Key distribution—Encryption is often used to protect information that is shared among multiple users. Everyone who is to share the information must have the decryption key. However, distributing the key to these individuals means multiple machines can decrypt messages. This creates a vulnerability.
These two problems with encryption don't help just hackers. Forensic specialists can also take advantage of them. For example, a forensic specialist who has the appropriate legal authorization could plant a sniffer and covertly collect any needed passwords. In addition, the forensic specialist could retrieve a key from any of the individuals sharing encrypted information.
Your PDA contains a lot of personal information. The more you use your PDA, the greater the chance that a thief could extract data that accurately reflects and tells a story about you. Recognizing the potential vulnerabilities of PDAs, government and major commercial organizations generally require that all PDAs use encrypted storage and transmissions. Protecting PDA data from thieves and attackers, however, also poses obstacles for forensic specialists.

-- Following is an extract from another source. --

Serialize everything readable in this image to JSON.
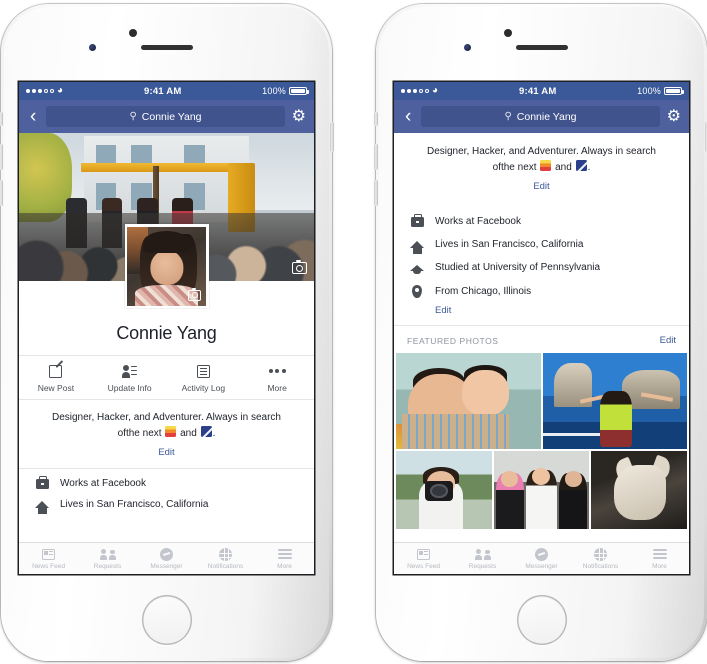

Most forensic acquisitions focus on performing a bit-by-bit copy of the original media. They then compare the unique cryptographic signatures of the original and the copy to ensure that they match. This process is well established in traditional hard drive-based computer forensics. Hard drives can be removed, and many computers can start in special read-only forensic environments. However, the process for mobile forensic devices is quite challenging. With mobile devices such as smartphones, the primary memory is typically not removable. In addition, mobile devices have limited operating systems and cannot boot into a forensic environment. To perform forensics on mobile devices, forensic specialists make both logical and bit-by-bit copies. They read data from removed memory cards as well as subscriber identity module (SIM) cards.
Note
The top three tools for forensics on wireless devices are Cellebrite's UFED, Paraben's Device Seizure, and the Zdziarski technique. These tools are discussed later in this chapter.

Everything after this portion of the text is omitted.